Embora a poluição industrial seja de difícil tratamento, as indústrias são obrigadas por lei a gerenciar seus resíduos, inclusive hídricos, de forma que já existem leis que regem a fiscalização desse tipo de poluição. Já a sujeira gerada por esgotos, embora possa se degradar naturalmente, tem o risco de se espalhar mais facilmente e de ser mais difícil de ser fiscalizada. Por carregar Carbono, um elemento que se liga a outros poluentes, o esgoto forma plumas de contaminação que fluem pelos arroios – como é bastante visível no Dilúvio, o arroio mais extenso e poluído da capital gaúcha.
Aliás, o Arroio Dilúvio pode ser reconhecido não apenas como um grande canal que leva tanto esgoto pluvial como doméstico para o Guaíba, mas, também, por carregar Zinco, Cobre e Cádmio, elementos encontrados em pneus e freios. Os estudos do engenheiro ambiental revelaram a ascensão dessas perigosas substâncias no lago, o que nos permite supor que sejam oriundas dos veículos que percorrem as vias paralelas ao Dilúvio durante grande parte de sua extensão, arrastando toda a sujeira e levando diretamente para o Guaíba. Este tipo de poluição, antes restrita à indústria, agora também faz parte da poluição urbana, que, sempre que for mal gerenciada, vai ter como destino, invariavelmente, o Guaíba.
Como melhorar?
A poluição no Guaíba tem muitas fontes, o que torna a sua recuperação complexa, envolvendo até mesmo o transporte público. Mas o foco mais antigo e mais presente ainda é o esgoto. Com o Programa Integrado Socioambiental (PISA), inaugurado em abril de 2014, foram construídas uma Estação de Tratamento de Esgoto (ETE) no bairro Serraria, preparada para receber o esgoto de vários bairros (do Centro Histórico à Restinga) através de mais de 136 km de redes coletoras, oito estações de bombeamento e quatro chaminés de equilíbrio, ligando 10.300 residências ao sistema. Com o PISA, a promessa era elevar a capacidade de tratamento de esgoto de Porto Alegre para 80%.

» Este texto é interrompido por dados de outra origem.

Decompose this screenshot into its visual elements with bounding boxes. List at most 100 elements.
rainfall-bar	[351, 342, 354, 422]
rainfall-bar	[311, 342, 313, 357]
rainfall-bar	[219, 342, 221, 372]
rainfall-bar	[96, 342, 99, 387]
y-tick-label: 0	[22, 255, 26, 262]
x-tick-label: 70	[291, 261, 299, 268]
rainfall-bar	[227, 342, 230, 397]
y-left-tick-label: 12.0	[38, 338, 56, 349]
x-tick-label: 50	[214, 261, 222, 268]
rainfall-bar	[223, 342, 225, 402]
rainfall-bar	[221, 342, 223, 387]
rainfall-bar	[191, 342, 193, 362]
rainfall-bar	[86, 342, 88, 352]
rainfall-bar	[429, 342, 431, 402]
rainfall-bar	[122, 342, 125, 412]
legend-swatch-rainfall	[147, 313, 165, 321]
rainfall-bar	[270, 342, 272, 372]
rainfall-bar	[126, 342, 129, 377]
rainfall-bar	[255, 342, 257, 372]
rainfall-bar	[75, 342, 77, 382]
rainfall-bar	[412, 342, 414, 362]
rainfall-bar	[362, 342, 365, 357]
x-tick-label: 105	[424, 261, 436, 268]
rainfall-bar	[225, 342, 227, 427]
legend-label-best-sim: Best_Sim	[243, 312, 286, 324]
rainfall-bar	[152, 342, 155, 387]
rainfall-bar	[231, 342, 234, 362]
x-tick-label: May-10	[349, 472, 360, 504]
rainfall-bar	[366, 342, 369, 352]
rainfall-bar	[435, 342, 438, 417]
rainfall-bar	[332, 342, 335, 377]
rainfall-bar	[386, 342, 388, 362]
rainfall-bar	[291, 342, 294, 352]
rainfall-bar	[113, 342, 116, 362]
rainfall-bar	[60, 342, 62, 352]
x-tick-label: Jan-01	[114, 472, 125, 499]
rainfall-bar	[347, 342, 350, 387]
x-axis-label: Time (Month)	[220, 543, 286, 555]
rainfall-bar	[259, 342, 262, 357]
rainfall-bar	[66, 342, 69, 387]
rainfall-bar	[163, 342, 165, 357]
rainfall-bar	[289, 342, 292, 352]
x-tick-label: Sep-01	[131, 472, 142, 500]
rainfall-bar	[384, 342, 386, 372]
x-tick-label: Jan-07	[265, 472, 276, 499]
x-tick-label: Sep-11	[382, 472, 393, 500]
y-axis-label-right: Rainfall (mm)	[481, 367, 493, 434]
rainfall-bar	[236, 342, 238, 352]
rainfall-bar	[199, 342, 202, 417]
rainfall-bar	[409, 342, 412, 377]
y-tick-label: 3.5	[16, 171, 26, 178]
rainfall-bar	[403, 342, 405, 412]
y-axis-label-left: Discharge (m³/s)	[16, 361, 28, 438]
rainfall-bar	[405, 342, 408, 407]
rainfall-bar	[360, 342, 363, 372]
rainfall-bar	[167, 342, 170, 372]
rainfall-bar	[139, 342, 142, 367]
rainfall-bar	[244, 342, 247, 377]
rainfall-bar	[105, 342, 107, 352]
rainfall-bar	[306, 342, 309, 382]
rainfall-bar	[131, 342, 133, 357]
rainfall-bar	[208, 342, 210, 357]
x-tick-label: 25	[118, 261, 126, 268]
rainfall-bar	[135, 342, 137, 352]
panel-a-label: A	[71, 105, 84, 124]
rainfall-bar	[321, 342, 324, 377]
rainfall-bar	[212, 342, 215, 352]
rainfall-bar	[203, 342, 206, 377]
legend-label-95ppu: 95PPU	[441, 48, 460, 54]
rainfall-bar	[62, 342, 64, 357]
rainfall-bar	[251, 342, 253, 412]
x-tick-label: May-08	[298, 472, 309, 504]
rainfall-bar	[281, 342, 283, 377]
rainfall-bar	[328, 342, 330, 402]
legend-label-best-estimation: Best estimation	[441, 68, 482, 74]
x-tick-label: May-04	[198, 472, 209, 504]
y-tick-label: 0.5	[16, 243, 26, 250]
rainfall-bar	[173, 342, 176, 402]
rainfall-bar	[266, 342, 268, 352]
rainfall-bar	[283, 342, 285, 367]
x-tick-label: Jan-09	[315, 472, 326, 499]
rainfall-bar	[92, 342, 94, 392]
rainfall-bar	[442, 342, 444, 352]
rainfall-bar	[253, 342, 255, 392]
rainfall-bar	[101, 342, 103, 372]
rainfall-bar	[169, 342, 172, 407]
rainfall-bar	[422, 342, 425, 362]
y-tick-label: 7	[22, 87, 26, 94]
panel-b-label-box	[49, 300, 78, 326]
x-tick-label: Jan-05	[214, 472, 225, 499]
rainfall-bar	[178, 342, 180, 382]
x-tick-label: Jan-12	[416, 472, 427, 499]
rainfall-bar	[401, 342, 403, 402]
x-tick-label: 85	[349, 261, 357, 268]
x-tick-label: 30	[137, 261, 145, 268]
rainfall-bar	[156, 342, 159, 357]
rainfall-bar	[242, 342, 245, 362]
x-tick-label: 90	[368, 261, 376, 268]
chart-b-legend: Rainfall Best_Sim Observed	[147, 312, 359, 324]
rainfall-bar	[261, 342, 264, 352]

No entanto, atualmente apenas 60% dessa capacidade é utilizada, porque a rede coletora ainda não é suficiente para levar toda a quantidade de esgoto que a ETE Serraria poderia tratar. O resultado é que 44% do esgoto doméstico de Porto Alegre ainda vai todo para o Guaíba, com apenas cerca de 100 km de rede coletoras integradas ao sistema nos últimos anos. Antes do PISA, Porto Alegre tratava apenas 27% de seu esgoto, o que, apesar de aquém do ideal para recuperar o Guaíba, que não pode ser nada menos do que 100% do esgoto doméstico tratado, demonstra avanços significativos.
Olhando em perspectiva, alguns fatos do passado, como descarregar as próprias fezes em baldes dentro do Guaíba e depois voltar lá para buscar água para beber e se limpar, parecem muito distantes do presente. No entanto, em todo este tempo, só modernizamos a forma, porque a realidade permanece a mesma: Porto Alegre ainda é uma cidade que despeja seus dejetos (intermediados por tubulações de esgoto) no mesmo lago do qual depende para ter água (através de um sistema de tratamento e distribuição). Com o agravante de que agora são muito mais pessoas dependendo tanto da água quanto gerando sujeira. Neste tempo todo que dependemos do Guaíba e não aprendemos a preservá-lo, fomos silenciosa e gradualmente nos acostumando à distância histórica, efetiva e afetiva, que se construiu entre o porto-alegrense e o seu principal manancial.